After he’d roused her from unconsciousness, Alex was too fragile to walk. Thorn phoned Sugar in the parking garage, filled him in, and Sugar came sprinting. Thorn helped her into her gray slacks and pink sweater, and with Sugarman running interference, the two of them smuggled her down an inner stairwell without a brush with security or staff.

“So we got names for four of the five?” Sugarman said.

“The man sitting next to Lansky is Edward Runyon. Some kind of soldier of fortune or something.”

“Edward Runyon? You’re kidding.”

“Not a night for kidding.”

“Christ, Edward Runyon is a world-class scumbag.”

“I heard,” Thorn said. “Some illegal war thing.”

“Way more than that. Bay of Pigs, that arms-for-hostages thing, Watergate, you name it. All kinds of down-and-dirty bullshit our boys in Washington tried to pull off, Runyon’s hovering around. One of those self-styled patriots, gun for hire, super-hawk. Few years back he had a dumb-ass TV show. Big talker. Bullying his guests. He’s the guy who’s missing his first two fingers. That’s his trademark.”

“What’s that mean?”

“End of his show every night, he used to say the same thing. ‘Don’t forget, peace comes with a price tag, and that price isn’t always pretty.’ Then he’d flash the two stumps, and say, ‘Peace.’ Real sweetheart.”

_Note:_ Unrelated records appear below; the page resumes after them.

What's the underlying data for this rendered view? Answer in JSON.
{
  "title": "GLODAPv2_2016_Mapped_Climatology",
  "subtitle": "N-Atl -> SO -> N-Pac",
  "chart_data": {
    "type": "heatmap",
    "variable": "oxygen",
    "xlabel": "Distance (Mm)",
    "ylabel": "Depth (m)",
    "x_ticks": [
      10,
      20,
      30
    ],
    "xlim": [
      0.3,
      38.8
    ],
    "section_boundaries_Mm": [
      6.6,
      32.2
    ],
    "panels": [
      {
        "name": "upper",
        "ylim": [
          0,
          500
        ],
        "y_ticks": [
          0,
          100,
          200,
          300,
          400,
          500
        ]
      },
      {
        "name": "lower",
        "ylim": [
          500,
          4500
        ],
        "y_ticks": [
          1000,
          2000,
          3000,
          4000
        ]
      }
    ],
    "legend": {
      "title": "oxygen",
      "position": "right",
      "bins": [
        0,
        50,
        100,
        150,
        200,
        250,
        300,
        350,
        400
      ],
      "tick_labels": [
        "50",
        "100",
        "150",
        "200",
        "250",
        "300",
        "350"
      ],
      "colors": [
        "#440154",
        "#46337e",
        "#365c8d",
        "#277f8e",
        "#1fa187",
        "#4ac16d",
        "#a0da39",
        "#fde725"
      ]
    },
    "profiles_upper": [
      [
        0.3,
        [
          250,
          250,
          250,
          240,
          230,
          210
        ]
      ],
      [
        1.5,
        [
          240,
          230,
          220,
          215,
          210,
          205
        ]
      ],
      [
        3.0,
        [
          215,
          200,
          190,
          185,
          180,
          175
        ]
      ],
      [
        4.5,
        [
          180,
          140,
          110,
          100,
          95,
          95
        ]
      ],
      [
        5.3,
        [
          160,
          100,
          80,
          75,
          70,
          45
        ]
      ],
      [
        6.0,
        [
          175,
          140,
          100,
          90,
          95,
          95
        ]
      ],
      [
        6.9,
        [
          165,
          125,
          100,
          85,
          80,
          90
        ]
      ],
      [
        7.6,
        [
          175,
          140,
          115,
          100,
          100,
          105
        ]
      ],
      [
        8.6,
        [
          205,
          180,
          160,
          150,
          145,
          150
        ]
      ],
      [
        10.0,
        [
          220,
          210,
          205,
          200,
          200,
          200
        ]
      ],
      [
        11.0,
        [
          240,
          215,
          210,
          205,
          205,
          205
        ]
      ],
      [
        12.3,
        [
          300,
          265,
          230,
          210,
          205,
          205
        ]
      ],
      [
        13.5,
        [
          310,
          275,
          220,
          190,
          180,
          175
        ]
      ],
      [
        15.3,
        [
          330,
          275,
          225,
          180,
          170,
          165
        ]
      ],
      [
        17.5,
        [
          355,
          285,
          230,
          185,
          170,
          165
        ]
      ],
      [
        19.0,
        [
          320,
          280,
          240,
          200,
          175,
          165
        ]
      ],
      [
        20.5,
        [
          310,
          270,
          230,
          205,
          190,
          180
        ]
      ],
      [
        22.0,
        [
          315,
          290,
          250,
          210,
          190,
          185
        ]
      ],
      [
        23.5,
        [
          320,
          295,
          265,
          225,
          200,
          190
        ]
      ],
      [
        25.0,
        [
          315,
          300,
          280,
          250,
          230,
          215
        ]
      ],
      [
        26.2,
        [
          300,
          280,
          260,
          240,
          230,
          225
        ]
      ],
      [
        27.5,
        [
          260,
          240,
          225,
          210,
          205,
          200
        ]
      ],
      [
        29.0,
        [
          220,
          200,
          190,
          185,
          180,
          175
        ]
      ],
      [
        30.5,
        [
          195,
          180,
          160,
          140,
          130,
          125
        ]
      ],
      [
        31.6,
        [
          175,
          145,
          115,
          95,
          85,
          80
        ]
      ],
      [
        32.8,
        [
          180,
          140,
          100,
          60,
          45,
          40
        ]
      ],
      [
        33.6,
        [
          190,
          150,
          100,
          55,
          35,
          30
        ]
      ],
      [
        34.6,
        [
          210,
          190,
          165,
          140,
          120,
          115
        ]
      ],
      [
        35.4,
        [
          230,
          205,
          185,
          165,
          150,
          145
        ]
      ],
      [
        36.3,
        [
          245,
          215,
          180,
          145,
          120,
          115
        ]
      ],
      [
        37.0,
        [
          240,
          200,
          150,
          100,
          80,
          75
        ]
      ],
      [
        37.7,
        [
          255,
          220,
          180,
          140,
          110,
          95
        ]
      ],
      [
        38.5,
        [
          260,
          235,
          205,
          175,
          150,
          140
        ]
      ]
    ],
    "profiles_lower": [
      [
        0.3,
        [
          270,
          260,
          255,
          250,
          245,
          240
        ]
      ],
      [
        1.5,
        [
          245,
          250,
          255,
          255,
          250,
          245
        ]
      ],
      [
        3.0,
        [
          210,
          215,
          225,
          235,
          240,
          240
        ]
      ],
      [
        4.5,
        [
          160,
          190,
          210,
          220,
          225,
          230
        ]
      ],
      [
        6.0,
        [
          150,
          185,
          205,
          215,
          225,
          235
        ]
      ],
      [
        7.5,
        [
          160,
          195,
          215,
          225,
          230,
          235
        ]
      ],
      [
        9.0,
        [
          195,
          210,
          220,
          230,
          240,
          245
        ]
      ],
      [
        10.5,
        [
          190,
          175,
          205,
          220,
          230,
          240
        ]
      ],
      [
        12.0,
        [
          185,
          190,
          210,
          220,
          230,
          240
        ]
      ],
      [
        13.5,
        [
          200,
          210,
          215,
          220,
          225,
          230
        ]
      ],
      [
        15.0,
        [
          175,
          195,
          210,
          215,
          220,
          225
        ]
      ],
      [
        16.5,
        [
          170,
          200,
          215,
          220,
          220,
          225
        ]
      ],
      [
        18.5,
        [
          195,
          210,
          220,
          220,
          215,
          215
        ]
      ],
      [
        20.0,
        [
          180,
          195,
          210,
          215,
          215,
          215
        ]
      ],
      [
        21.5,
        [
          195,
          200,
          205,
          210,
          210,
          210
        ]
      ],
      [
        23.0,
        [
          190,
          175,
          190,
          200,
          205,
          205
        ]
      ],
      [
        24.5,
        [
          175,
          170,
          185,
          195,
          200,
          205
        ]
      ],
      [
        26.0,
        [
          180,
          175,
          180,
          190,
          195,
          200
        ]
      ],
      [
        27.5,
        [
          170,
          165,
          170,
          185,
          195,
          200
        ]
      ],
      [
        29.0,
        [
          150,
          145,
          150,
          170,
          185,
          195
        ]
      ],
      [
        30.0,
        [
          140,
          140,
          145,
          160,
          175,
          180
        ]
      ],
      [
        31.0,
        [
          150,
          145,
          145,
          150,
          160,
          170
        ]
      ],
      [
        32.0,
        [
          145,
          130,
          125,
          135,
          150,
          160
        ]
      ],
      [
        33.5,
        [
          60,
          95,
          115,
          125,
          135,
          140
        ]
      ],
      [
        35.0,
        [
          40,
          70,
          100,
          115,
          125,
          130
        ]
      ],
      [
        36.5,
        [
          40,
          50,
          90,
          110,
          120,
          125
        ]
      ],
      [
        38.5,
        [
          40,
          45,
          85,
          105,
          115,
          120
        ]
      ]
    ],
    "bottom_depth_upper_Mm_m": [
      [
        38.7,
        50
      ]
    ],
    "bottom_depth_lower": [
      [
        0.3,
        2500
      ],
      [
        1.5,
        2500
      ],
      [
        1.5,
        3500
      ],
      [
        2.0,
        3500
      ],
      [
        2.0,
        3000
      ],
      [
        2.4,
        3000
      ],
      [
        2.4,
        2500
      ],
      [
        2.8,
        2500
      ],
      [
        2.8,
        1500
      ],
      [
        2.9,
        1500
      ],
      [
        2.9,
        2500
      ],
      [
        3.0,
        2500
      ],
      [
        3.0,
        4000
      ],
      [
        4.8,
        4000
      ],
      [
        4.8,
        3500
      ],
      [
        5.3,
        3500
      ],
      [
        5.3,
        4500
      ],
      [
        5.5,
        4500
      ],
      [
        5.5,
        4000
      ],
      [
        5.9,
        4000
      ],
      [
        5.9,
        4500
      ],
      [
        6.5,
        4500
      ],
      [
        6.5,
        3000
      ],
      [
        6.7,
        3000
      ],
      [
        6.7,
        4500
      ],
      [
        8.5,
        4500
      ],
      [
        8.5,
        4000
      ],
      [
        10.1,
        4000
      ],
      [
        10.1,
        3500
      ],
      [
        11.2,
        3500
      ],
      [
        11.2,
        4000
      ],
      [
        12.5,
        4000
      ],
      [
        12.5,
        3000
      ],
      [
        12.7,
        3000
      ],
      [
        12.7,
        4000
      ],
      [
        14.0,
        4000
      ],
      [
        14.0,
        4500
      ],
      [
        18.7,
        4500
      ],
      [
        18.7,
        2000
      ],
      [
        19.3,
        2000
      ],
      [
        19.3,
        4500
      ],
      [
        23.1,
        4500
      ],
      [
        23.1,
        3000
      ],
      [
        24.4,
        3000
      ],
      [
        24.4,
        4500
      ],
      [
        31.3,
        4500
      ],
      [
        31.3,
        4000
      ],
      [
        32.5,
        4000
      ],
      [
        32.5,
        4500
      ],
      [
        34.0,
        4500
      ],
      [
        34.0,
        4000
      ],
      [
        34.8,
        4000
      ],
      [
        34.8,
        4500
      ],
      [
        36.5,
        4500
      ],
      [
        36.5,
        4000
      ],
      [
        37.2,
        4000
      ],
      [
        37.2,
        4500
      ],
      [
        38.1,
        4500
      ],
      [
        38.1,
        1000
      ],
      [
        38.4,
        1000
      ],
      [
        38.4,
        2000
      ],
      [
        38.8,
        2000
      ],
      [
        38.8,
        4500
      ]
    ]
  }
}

Thorn nodded, looking at the closed door of the bedroom.

“Guy’s certifiable,” Sugar said. “But there’s people who worship him.”

Thorn reached out, slid the Xeroxes over, and paged through them for a few minutes. He found the passage he recalled, reread it quickly.

“What if we can put Runyon at Morales’s house?”

“How?”

“Snake whacked off two fingers of one of the attackers. Fingers were left behind on the floor in one of the kids’ bedroom. Appeared to be first two digits of the right hand of a man who weighed somewhere around two hundred pounds.”

“That’s good. But it doesn’t exactly nail it down.”

“It does for me,” Thorn said.

“Jesus, your boy Snake is a charmer. Hacks one guy to death, chops two fingers off some hulk.”

“And he was only twelve years old at the time.”

“This is the guy you’re luring over to have a powwow with?”

“Snake and I have a strong common interest. I can give him four of the five people in this photograph. Two of the four were at his house that night. And he just might be able to give me an overview of what we got going on.”

“You killed his brother, for christsakes. He’s going to sit down with you and make nice?”

“I intend to give him that opportunity.”